Check if $ x+1 $ is a factor of $ -3x^{3}+8x^{2}+3x-7 $.
Answer
The synthetic division table is:
$$ \begin{array}{c|rrrr}-1&-3&8&3&-7\\& & 3& -11& \color{black}{8} \\ \hline &\color{blue}{-3}&\color{blue}{11}&\color{blue}{-8}&\color{orangered}{1} \end{array} $$Because the remainder $ \left( \color{red}{ 1 } \right) $ is not zero, we conclude that the $ x+1 $ is not a factor of $ -3x^{3}+8x^{2}+3x-7$.
Explanation
First we need to create a synthetic division table.
Step 1 : Write down the coefficients of the dividend into division table. Put the zero from $ x + 1 = 0 $ ( $ x = \color{blue}{ -1 } $ ) at the left.
$$ \begin{array}{c|rrrr}\color{blue}{-1}&-3&8&3&-7\\& & & & \\ \hline &&&& \end{array} $$Step 1 : Bring down the leading coefficient to the bottom row.

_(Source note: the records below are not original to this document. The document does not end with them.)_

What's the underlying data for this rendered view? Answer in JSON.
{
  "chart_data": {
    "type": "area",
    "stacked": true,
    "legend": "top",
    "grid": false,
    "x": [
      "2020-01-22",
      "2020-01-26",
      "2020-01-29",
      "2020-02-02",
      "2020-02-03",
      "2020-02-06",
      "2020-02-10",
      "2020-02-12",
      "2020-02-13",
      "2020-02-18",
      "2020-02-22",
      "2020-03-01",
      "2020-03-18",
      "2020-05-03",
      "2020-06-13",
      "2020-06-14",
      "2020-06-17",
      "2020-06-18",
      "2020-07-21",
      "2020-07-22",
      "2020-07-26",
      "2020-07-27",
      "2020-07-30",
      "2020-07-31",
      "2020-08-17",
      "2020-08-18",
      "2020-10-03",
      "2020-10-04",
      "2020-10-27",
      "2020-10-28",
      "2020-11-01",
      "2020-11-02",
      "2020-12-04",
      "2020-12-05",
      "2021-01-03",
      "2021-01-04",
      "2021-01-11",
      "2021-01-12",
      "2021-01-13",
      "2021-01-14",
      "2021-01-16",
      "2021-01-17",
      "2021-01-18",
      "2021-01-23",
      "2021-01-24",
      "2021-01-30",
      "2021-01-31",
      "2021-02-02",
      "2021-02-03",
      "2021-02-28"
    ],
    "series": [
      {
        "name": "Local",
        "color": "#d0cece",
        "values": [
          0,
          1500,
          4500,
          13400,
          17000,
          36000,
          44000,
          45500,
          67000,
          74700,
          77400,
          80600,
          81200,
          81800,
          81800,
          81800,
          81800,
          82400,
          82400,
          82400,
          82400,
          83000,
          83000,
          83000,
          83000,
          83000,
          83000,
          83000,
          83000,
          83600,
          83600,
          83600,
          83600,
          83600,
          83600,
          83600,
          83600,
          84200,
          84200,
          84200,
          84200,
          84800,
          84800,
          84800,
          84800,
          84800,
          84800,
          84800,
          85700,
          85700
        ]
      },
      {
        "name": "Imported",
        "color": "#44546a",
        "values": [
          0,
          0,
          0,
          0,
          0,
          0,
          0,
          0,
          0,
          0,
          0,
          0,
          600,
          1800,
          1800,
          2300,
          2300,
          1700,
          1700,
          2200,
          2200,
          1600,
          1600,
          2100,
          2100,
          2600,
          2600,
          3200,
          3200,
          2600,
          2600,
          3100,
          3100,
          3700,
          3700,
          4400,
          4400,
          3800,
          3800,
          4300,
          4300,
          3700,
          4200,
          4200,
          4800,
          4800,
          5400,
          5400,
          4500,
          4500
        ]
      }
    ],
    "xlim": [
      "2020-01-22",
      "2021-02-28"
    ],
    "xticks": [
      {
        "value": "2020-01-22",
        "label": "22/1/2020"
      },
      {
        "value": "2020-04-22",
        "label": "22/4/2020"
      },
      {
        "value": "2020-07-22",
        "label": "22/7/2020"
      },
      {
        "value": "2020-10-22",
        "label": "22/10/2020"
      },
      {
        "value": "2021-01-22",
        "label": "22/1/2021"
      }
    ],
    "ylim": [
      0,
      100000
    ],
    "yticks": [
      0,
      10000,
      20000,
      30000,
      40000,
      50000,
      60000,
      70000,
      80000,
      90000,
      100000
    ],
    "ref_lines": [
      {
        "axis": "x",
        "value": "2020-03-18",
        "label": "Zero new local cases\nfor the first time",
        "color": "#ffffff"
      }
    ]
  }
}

$$ \begin{array}{c|rrrr}-1&\color{orangered}{ -3 }&8&3&-7\\& & & & \\ \hline &\color{orangered}{-3}&&& \end{array} $$Step 2 : Multiply by the number on the left, and carry the result into the next column: $ \color{blue}{ -1 } \cdot \color{blue}{ \left( -3 \right) } = \color{blue}{ 3 } $.
$$ \begin{array}{c|rrrr}\color{blue}{-1}&-3&8&3&-7\\& & \color{blue}{3} & & \\ \hline &\color{blue}{-3}&&& \end{array} $$Step 3 : Add down last column: $ \color{orangered}{ 8 } + \color{orangered}{ 3 } = \color{orangered}{ 11 } $
$$ \begin{array}{c|rrrr}-1&-3&\color{orangered}{ 8 }&3&-7\\& & \color{orangered}{3} & & \\ \hline &-3&\color{orangered}{11}&& \end{array} $$Step 4 : Multiply by the number on the left, and carry the result into the next column: $ \color{blue}{ -1 } \cdot \color{blue}{ 11 } = \color{blue}{ -11 } $.

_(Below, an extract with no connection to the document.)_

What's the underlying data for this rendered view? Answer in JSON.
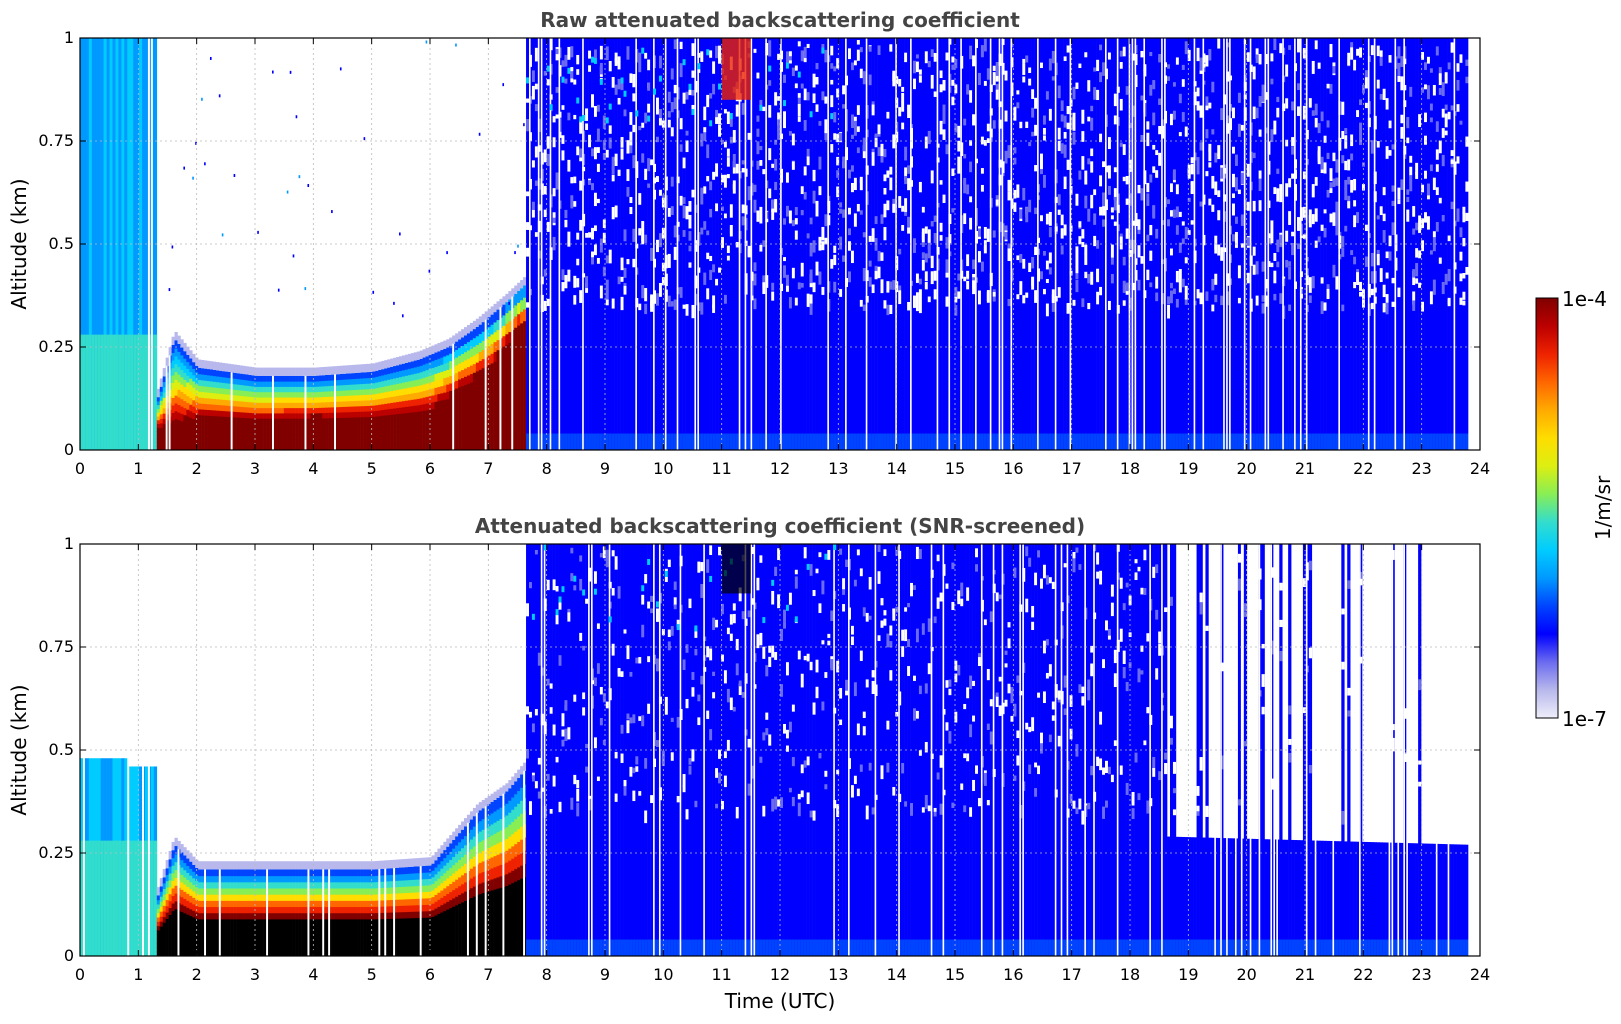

$$ \begin{array}{c|rrrr}\color{blue}{-1}&-3&8&3&-7\\& & 3& \color{blue}{-11} & \\ \hline &-3&\color{blue}{11}&& \end{array} $$Step 5 : Add down last column: $ \color{orangered}{ 3 } + \color{orangered}{ \left( -11 \right) } = \color{orangered}{ -8 } $
$$ \begin{array}{c|rrrr}-1&-3&8&\color{orangered}{ 3 }&-7\\& & 3& \color{orangered}{-11} & \\ \hline &-3&11&\color{orangered}{-8}& \end{array} $$Step 6 : Multiply by the number on the left, and carry the result into the next column: $ \color{blue}{ -1 } \cdot \color{blue}{ \left( -8 \right) } = \color{blue}{ 8 } $.
$$ \begin{array}{c|rrrr}\color{blue}{-1}&-3&8&3&-7\\& & 3& -11& \color{blue}{8} \\ \hline &-3&11&\color{blue}{-8}& \end{array} $$Step 7 : Add down last column: $ \color{orangered}{ -7 } + \color{orangered}{ 8 } = \color{orangered}{ 1 } $
$$ \begin{array}{c|rrrr}-1&-3&8&3&\color{orangered}{ -7 }\\& & 3& -11& \color{orangered}{8} \\ \hline &\color{blue}{-3}&\color{blue}{11}&\color{blue}{-8}&\color{orangered}{1} \end{array} $$Remainder is the last entry in the bottom row $ \left(\color{red}{ 1 }\right)$.